Stopping off at a bar on his way to a spiritual retreat (which, to my mind, is the perfect way to start a spiritual retreat), John finds himself assaulted by the sight of a man who is his exact double. The only real difference between them is that Jean, a Frenchman, has a family and a huge amount of responsibility weighing on his shoulders.
When the two of them repair to a slightly slummy hotel to talk over their lives and regrets, Englishman John cannot know that when he wakes up, Jean will have taken his car, his ID, and his clothes, and left him to deal with his problems at home.
But will John, suddenly head of a household including a morbidly obese, addict mother, silent sister, abrupt brother, slinky sister-in-law, horrifyingly precocious daughter, and heavily pregnant wife, turn tail at the earliest opportunity and head back to Blighty? Or will he find sanctuary and fulfilment in the dysfunctional Family de Gué? And is who we are defined by other people’s expectations and prior experience?
Oh how I love Daphne du Maurier. Her prose is rich, her characters clearly defined and her ability to subvert expectation is without peer. Not one of her better known works, I hadn’t heard of The Scapegoat before tweeting my love of Rebecca.
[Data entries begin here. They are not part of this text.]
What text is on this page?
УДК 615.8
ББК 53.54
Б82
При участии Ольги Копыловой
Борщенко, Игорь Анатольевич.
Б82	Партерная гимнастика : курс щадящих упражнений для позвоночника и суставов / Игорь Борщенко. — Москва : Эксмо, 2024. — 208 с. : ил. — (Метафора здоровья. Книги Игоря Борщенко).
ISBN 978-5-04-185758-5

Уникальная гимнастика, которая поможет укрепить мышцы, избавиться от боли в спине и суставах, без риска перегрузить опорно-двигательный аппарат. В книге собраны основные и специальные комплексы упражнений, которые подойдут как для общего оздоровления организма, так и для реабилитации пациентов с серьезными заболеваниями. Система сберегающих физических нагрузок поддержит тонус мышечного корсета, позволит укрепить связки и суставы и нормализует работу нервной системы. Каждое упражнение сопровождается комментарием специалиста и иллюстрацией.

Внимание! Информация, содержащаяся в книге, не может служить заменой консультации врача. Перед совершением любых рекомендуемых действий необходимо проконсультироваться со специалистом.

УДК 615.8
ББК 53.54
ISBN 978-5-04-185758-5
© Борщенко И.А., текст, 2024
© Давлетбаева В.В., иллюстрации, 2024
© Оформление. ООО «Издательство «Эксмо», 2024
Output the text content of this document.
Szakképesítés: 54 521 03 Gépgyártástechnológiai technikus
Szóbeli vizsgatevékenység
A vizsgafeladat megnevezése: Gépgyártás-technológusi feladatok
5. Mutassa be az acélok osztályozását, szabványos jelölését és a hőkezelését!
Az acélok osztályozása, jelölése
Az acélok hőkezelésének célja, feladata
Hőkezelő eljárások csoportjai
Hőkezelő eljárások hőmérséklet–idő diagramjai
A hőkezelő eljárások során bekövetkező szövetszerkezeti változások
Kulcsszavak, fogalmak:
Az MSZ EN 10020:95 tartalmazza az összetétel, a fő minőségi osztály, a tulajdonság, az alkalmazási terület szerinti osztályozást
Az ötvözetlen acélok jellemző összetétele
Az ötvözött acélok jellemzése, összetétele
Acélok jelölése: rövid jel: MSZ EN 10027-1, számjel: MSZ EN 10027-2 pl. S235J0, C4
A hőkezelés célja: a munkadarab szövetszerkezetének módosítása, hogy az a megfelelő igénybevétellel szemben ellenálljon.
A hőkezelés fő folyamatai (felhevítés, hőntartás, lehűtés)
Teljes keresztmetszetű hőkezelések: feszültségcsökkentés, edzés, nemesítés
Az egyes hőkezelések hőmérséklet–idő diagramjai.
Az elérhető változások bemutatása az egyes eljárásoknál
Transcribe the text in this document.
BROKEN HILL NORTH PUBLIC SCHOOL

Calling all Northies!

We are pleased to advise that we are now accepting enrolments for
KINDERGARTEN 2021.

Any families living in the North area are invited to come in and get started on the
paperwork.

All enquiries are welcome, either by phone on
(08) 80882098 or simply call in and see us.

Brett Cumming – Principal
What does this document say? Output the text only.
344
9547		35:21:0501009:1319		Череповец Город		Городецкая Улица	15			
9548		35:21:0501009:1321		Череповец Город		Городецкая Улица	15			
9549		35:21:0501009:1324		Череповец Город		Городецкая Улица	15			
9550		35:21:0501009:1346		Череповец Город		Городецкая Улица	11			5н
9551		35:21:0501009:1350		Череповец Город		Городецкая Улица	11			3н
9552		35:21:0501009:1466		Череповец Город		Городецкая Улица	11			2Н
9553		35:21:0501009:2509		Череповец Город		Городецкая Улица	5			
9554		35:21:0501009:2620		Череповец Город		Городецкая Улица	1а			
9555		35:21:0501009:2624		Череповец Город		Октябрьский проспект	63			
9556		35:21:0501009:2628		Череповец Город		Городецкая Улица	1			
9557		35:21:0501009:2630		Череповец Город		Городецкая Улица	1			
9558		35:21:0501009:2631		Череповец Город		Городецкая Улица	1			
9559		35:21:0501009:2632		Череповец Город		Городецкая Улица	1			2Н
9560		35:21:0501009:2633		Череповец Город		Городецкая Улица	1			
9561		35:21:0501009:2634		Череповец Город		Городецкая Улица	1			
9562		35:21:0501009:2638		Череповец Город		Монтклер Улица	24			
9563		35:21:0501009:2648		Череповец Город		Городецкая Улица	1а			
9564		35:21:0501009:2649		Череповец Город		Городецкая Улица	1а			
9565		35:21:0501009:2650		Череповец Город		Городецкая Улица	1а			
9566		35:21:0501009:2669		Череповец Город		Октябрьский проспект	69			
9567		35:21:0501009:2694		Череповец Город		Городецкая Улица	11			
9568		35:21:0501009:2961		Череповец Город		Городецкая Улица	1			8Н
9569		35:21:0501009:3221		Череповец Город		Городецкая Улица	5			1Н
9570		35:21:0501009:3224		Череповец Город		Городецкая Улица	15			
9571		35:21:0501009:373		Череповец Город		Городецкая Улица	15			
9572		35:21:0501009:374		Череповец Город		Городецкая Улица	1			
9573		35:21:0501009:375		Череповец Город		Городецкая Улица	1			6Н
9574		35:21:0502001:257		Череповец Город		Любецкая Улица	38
My heartfelt thanks to another of my favourite authors, Stella Duffy, for this recommendation.
“I walked past the lorry and across the Place to the brasserie at the corner; and suddenly the pale sun shone from the fitful sky, and the people thronging the Place, who had seemed black smudges in the rain, crow-like, bent, impersonal, became animated blobs of colour, smiling, gesticulating, strolling about their business with new leisure as the sky fell apart, turning the dull day to gold.
“The brasserie was crowded, the atmosphere thick with the good smell of food, soupy and pungent – of cheese upon sauce-tipped knives, spilt wine, the bitter dregs of coffee – and rank, too, with the wet cloth of coats heavily rained upon, now drying, the whole scene framed in a blue smoke-cloud of Gauloise cigarettes.”